Driving fundamental research into brain function and how perceptions are formed

We are committed to bringing together the world’s most talented researchers across biology, chemistry, engineering, mathematics, physics, the humanities and the social sciences to investigate the complex interactions governing sensation, perception and cognition. We have three core areas of interest: brain discovery, brain treatment and brain development.

Brain discovery

Our primary focus is interdisciplinary research in basic sciences to understand fundamental brain at the level of the individual neuron and synapse. We support research that will deepen understanding of how the brain gathers, organizes and retains information, and translates perceptions into thoughts, emotions, decisions, actions and memories. Currently, limited understanding of these processes is a bottleneck for new discoveries in both brain treatment and development. 


Brain treatment

We seek to translate improved understanding of brain mechanisms and processes into breakthroughs in the treatment of physical and psychological suffering. In particular, we will focus on two severe areas:

  • The first area is mental disorders, which can seriously impair cognitive abilities and affect one’s ability to cope with life.

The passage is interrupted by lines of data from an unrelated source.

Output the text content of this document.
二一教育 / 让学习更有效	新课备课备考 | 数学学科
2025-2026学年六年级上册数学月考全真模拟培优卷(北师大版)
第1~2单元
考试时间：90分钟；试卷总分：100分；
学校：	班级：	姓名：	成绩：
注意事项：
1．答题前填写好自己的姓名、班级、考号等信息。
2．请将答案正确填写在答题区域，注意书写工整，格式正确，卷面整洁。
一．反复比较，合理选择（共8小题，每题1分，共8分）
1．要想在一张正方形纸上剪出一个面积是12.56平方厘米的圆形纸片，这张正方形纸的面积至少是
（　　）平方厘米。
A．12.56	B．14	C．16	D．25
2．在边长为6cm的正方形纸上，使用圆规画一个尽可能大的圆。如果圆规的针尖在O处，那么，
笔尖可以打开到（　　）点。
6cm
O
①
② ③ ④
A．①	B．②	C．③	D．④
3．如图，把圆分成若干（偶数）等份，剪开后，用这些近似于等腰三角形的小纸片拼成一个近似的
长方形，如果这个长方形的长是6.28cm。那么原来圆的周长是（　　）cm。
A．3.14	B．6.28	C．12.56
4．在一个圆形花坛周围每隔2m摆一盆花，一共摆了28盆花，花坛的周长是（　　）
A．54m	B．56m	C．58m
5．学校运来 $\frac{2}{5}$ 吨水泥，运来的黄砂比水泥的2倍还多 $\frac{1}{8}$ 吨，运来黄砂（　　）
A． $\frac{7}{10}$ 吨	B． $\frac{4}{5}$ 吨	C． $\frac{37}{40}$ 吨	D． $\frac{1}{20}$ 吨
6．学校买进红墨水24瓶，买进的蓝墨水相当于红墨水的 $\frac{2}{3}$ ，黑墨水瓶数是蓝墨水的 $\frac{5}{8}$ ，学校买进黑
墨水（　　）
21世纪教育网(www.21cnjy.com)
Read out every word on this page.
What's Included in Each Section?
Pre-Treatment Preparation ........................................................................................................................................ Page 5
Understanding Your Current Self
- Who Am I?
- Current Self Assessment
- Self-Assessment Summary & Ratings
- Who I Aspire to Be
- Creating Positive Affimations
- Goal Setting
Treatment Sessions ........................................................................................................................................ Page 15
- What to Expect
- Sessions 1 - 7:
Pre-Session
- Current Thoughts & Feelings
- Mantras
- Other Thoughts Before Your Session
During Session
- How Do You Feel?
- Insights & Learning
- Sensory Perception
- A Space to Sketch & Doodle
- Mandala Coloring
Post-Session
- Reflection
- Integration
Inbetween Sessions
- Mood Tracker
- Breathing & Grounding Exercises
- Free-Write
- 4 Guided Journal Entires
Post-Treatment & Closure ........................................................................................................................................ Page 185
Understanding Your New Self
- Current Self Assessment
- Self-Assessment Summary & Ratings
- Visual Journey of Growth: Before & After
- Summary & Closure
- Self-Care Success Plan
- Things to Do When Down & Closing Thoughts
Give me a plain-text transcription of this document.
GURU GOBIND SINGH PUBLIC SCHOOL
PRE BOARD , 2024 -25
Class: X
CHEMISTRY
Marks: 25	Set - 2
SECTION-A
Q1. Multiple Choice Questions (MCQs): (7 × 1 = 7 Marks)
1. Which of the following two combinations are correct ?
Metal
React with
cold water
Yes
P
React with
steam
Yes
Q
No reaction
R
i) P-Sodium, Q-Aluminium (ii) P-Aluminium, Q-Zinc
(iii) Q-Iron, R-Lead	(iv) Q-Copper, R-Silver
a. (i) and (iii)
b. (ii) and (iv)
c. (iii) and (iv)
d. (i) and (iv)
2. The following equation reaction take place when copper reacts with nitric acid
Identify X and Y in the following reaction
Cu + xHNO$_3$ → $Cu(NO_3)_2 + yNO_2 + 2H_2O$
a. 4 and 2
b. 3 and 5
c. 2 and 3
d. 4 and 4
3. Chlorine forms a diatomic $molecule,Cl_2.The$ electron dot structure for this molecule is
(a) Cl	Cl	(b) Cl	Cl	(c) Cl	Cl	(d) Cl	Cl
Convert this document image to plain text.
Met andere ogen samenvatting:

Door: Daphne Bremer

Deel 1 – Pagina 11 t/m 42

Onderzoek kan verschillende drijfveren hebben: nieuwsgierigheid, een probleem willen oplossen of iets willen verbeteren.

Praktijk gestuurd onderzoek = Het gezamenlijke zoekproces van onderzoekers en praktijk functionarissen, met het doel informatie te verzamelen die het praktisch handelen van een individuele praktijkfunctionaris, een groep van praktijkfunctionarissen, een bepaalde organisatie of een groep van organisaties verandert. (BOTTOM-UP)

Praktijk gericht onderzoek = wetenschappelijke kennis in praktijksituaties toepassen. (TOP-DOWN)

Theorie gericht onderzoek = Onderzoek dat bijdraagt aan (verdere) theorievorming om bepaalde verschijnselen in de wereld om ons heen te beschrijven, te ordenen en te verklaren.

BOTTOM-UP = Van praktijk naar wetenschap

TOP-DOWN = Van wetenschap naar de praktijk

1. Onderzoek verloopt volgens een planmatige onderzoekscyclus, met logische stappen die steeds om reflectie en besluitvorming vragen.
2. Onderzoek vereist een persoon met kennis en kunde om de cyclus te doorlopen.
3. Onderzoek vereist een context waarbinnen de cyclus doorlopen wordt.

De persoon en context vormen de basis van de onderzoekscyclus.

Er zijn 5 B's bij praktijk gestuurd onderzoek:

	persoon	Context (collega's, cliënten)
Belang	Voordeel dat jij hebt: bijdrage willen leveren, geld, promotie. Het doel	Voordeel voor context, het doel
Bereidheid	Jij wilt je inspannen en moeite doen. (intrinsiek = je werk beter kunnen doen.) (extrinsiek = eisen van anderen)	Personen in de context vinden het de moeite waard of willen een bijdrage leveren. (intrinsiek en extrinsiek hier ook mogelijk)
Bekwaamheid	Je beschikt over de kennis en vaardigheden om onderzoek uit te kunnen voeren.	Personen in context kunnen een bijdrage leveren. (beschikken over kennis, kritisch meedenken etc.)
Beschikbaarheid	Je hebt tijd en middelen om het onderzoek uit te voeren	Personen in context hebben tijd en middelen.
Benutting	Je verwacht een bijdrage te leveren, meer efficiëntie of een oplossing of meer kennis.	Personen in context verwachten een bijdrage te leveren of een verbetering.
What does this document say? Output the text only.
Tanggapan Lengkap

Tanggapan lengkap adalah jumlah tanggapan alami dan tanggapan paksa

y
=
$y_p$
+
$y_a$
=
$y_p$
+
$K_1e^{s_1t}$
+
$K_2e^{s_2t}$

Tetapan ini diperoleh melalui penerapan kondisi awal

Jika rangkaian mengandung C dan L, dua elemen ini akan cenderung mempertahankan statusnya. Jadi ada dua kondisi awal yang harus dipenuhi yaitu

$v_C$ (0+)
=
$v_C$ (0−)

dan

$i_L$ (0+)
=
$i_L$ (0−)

Such disorders include anxiety issues, mood disorders, chronic pain, schizophrenia and other psychotic problems.
  • The second is neurodegenerative diseases such as dementia, Parkinson’s and Lou Gehrig’s diseases, which are often debilitating and remain largely incurable due to inadequate knowledge of etiology and progression.

Brain development

An acute understanding of fundamental brain processes offers multiple windows of opportunity to leverage and enhance brain capacity, with three areas of focus:

  • First, we are committed to studying the relationship and interaction between the brain and machine. We are interested in perfecting a two-way neural communications via seamless, real-time brain machine interfaces that can record and decode intentions from neural patterns, with no side effects.
  • Second, neural interfaces that can augment human capabilities. Together with technologies such as AR or VR, brain machine interfaces can enhance neurorehabilitation, create virtual sensation and push the boundaries of brain performance in areas such as learning, memory and concentration.
  • Third, research in neural mechanisms, cognition architectures and brain machine interfaces can lead to new insights in artificial intelligence, helping us design novel learning models that mimic the layers of neuronal activity within our brains, training machines and robots to be more intelligent.